Judges’ model remains unchanged – buy high-quality niche scientific instrument businesses at disciplined multiples, then support autonomous teams to compound margins and cash. That long-term playbook has delivered strong CAGRs over two decades and sustained Return on Total Invested Capital (ROTIC), which rose to 17.8% (2024: 16.5%). The medium-term target is 30%, so there is rebuilding to do.
2026 began with a thinner order book, and the first 11 weeks’ order intake is 17% below the prior year-to-date, which itself was not yet hit by the US freeze. Congress has restored US research funding, but the timing of cash actually flowing to labs remains uncertain. No Geotek coring expedition is expected until early 2027.
Management guides to 2026 Adjusted EPS of 200p – 250p, assuming no US recovery this year and no coring expedition.

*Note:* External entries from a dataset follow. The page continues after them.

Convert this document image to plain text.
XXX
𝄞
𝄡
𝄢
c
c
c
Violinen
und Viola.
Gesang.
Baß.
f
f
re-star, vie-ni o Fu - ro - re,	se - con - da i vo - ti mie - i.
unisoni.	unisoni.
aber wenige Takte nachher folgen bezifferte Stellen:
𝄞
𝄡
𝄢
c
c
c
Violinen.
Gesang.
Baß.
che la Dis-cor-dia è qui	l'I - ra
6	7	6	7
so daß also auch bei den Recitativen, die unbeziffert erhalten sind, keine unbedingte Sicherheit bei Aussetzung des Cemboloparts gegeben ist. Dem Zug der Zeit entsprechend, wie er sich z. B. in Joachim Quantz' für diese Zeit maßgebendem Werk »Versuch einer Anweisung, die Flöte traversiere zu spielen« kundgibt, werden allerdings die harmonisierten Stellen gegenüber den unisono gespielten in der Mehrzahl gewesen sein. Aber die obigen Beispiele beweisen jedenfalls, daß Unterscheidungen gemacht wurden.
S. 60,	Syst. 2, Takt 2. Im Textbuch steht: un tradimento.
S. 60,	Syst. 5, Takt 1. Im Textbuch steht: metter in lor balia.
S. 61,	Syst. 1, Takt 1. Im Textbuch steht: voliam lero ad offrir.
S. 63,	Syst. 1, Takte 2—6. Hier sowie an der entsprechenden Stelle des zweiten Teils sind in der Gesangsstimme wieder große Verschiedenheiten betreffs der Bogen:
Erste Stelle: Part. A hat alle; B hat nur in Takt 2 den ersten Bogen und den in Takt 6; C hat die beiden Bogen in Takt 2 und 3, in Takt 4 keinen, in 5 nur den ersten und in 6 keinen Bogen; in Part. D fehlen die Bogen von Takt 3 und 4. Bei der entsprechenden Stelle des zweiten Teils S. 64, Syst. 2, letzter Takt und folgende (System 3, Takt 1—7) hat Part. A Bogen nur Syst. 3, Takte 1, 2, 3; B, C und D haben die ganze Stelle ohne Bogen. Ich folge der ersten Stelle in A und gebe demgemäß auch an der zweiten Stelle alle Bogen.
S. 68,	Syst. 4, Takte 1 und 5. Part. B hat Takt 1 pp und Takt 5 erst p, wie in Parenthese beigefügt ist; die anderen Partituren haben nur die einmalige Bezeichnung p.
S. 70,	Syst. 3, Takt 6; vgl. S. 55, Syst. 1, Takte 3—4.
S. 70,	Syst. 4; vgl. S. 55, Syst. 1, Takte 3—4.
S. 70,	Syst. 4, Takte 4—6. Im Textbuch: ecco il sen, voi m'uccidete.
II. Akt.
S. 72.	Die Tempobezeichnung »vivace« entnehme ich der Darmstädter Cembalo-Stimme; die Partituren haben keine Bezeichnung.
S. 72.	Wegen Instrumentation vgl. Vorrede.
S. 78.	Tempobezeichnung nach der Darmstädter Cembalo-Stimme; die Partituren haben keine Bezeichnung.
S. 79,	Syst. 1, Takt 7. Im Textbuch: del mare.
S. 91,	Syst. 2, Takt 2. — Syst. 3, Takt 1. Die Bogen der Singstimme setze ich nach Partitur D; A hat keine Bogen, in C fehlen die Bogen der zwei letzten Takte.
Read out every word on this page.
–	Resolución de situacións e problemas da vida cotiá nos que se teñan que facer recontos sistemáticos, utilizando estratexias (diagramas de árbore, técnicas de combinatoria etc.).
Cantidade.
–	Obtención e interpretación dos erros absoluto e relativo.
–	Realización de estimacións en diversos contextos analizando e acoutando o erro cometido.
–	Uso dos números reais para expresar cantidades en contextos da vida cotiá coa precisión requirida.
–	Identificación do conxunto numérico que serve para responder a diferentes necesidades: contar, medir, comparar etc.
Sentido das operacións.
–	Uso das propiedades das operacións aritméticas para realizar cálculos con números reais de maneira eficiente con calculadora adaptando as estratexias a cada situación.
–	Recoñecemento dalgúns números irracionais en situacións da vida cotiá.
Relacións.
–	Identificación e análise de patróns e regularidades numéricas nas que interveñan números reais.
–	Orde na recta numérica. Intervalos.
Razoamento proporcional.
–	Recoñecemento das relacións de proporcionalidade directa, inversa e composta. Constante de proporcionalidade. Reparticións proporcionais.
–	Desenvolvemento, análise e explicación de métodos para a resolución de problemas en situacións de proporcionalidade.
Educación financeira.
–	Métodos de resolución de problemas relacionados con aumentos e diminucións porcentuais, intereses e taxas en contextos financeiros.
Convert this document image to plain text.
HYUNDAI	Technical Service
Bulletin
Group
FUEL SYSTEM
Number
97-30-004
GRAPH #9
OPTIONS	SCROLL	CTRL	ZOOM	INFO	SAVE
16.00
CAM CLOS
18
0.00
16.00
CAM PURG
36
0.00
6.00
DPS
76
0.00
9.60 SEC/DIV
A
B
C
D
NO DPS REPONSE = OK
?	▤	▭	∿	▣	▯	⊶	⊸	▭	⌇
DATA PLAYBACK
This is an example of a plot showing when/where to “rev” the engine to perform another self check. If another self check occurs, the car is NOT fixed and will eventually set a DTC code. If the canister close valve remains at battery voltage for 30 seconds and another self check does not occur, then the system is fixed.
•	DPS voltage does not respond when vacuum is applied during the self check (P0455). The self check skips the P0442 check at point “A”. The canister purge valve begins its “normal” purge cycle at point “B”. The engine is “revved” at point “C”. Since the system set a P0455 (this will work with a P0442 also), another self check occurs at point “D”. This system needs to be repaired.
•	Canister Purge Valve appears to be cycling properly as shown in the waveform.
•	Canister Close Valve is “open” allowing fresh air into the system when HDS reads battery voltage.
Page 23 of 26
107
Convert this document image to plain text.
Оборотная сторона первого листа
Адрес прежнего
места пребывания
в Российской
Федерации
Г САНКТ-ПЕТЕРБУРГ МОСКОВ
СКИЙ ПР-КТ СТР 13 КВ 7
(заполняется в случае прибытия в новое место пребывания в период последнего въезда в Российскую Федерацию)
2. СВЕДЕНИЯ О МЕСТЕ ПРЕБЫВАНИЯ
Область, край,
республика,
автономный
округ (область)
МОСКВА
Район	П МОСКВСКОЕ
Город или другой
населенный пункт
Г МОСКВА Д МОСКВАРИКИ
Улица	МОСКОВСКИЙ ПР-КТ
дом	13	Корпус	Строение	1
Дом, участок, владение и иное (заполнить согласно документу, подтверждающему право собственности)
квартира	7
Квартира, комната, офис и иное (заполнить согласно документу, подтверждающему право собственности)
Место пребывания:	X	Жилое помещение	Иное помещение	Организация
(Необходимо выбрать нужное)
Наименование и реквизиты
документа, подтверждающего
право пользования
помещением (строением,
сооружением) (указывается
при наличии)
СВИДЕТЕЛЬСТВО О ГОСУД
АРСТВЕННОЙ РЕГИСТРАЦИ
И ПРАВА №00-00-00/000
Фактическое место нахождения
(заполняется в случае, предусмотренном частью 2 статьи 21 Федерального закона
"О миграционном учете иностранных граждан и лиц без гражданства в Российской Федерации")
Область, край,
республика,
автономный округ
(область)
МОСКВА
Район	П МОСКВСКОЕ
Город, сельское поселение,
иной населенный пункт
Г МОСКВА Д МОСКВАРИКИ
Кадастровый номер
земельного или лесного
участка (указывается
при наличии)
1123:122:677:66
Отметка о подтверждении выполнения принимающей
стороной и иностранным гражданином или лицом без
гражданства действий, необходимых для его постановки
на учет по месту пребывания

Macro conditions are expected to stay challenging, but the Board emphasises the long-term structural growth drivers for scientific instruments remain intact.
This is a disappointing second year on the trot, driven by something outside management’s control – a policy shock in the Group’s biggest market. The negatives are obvious: order intake down, a lighter order book, lower margins, statutory profit hit by non-cash charges, and a cautious 2026 guide.
But the positives matter: cash conversion at 118%, adjusted net debt down £9.1 million, leverage comfortably contained, dividend up 10%, R&D upped to 7.0% of revenue, ROTIC ticking higher, and a seasoned leadership bench now in place. The model is doing what it should in a downturn – preserve cash, keep investing sensibly, and avoid panicked moves.
Net-net, FY25 shows strain but not structural damage. If US funding starts to flow and order intake normalises, Judges’ decentralised model and cash discipline should have the gears to re-accelerate. Until then, expect a year of blocking and tackling – tight costs, cash focus, and patient portfolio stewardship, with a rising dividend softening the wait.